Power to Chemicals

Project Goal

The P2C project seeks to investigate how ammonia can be produced on the basis of renewable electricity instead of the CO2-intensive production processes that exist today.

A first breakthrough within this project was achieved in the fall of 2020, when researchers at KU Leuven and the University of Antwerp discovered an alternative, innovative and CO2-free production method for ammonia, based on plasma technology. More information about this breakthrough.

Project Details

Project type: cSBO in MOT3 Electrification & Radical Process Transformation
Approved on: 12/12/2019
Start date: 01/01/2020 (expected duration of 18 months)
Budget: €697.555



Energy-Efficient Ammonia Production from Air and Water Using Electrocatalysts with Limited Faradaic Efficiency
Lander Hollevoet, Michiel De Ras, Maarten Roeffaers, Johan Hofkens, Johan A. Martens
ACS Energy Lett. 2020, 5, 4, 1124-1127 – DOI: 10.1021/acsenergylett.0c00455

Ammonia is an industrial large-volume chemical. It is used in fertilizers and many chemical products and materials, and it pops up as a candidate green energy vector. Today, the industrial production of ammonia is dominated by the Haber–Bosch process departing from natural gas or other fossil fuels. This process is responsible for about 1.6% of global man-made CO2 emissions.

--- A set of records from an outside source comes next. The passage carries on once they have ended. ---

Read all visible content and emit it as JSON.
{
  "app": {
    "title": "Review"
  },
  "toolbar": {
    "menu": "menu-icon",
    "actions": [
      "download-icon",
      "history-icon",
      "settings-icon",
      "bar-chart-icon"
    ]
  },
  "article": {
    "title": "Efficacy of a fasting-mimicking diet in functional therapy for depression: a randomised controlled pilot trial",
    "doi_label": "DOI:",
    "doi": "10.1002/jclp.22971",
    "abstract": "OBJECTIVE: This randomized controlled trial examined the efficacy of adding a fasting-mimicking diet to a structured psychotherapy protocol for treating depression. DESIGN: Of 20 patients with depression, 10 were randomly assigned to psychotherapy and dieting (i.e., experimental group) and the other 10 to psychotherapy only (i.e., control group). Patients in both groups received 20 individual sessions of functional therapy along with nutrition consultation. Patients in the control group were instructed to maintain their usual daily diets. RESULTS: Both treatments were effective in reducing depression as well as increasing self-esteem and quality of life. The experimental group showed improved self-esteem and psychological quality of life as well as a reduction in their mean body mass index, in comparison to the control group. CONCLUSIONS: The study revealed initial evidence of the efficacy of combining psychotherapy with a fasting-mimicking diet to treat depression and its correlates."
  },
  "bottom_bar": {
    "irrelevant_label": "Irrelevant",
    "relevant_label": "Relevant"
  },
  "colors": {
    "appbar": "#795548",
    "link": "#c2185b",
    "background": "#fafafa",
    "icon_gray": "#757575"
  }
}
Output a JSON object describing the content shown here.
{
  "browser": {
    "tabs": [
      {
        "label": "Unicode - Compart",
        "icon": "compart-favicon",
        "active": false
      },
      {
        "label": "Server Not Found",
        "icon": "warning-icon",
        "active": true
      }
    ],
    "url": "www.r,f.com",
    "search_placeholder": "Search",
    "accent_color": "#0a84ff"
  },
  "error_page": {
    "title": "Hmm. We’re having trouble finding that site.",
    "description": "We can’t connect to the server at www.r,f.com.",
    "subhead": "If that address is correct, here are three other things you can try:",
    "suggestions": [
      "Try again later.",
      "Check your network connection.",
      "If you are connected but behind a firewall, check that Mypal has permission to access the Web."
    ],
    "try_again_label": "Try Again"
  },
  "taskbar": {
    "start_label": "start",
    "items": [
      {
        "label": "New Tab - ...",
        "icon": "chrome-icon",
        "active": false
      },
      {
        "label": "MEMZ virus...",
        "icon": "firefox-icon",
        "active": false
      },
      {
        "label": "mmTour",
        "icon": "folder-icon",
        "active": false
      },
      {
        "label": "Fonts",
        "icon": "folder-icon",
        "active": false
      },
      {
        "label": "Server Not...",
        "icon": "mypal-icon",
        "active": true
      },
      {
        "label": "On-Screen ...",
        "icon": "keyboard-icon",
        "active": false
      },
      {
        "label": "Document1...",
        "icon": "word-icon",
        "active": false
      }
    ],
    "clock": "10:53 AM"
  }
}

Electrochemical ammonia production is a promising alternative, only using water, wind and solar energy without intrinsic CO2 emissions. Yet, electrochemical ammonia production is currently characterized by limited selectivity, losing lots of energy to the production of hydrogen gas as a byproduct. Over the last few years, electrocatalysts with steadily increasing Faradaic efficiency are being reported, but there seems to be a trade-off between ammonia selectivity and catalytic activity.

The new SECAM process (Solar ElectroChemical AMonnia synthesis) enables energy-efficient ammonia production, using electrocatalysts with a limited selectivity of 30%. This is possible because the process uses the fluctuating energy availability associated with renewable energy sources like wind and solar energy. During periods of high energy availability, the process converts water and air into ammonia, with hydrogen gas as a byproduct. During periods of more limited energy availability, the process converts air and the previously produced excess hydrogen byproduct into ammonia, with a much lower energy cost. This technology makes it possible to produce green ammonia with an overall energy efficiency similar to that of the Haber–Bosch process, but without intrinsic CO2 emissions.

The full publication can be accessed for free at https://pubs.acs.org/doi/full/10.1021/acsenergylett.0c00455.

A new route towards green ammonia synthesis through plasma‐driven nitrogen oxidation and catalytic reduction
Lander Hollevoet , Fatme Jardali , Yury Gorbanev , James Creel, Annemie Bogaerts, Johan A Martens
Angewandte Chemie, 2020 – DOI: 10.1002/anie.202011676

Ammonia is an industrial large volume chemical, with its main application in fertilizer production. It also attracts increasing attention as a green energy vector. Over the past century, ammonia production has been dominated by the Haber‐Bosch process, in which a mixture of nitrogen and hydrogen gas is converted to ammonia at high temperatures and pressures. Haber‐Bosch processes with natural gas as source of hydrogen are responsible for a significant share of the global CO2 emissions. Processes involving plasma are currently investigated as an alternative for decentralized ammonia production powered by renewable energy sources. In this work, we present the PNOCRA process (Plasma Nitrogen Oxidation and Catalytic Reduction to Ammonia), combining plasma‐assisted nitrogen oxidation and Lean NOx Trap technology, adopted from diesel engine exhaust gas aftertreatment technology. PNOCRA achieves an energy requirement of 4.6 MJ/mol NH3, which is an over 4‐fold energy reduction compared to the state‐of‐the‐art plasma‐enabled ammonia synthesis from N2 and H2 with reasonable yield (>1%).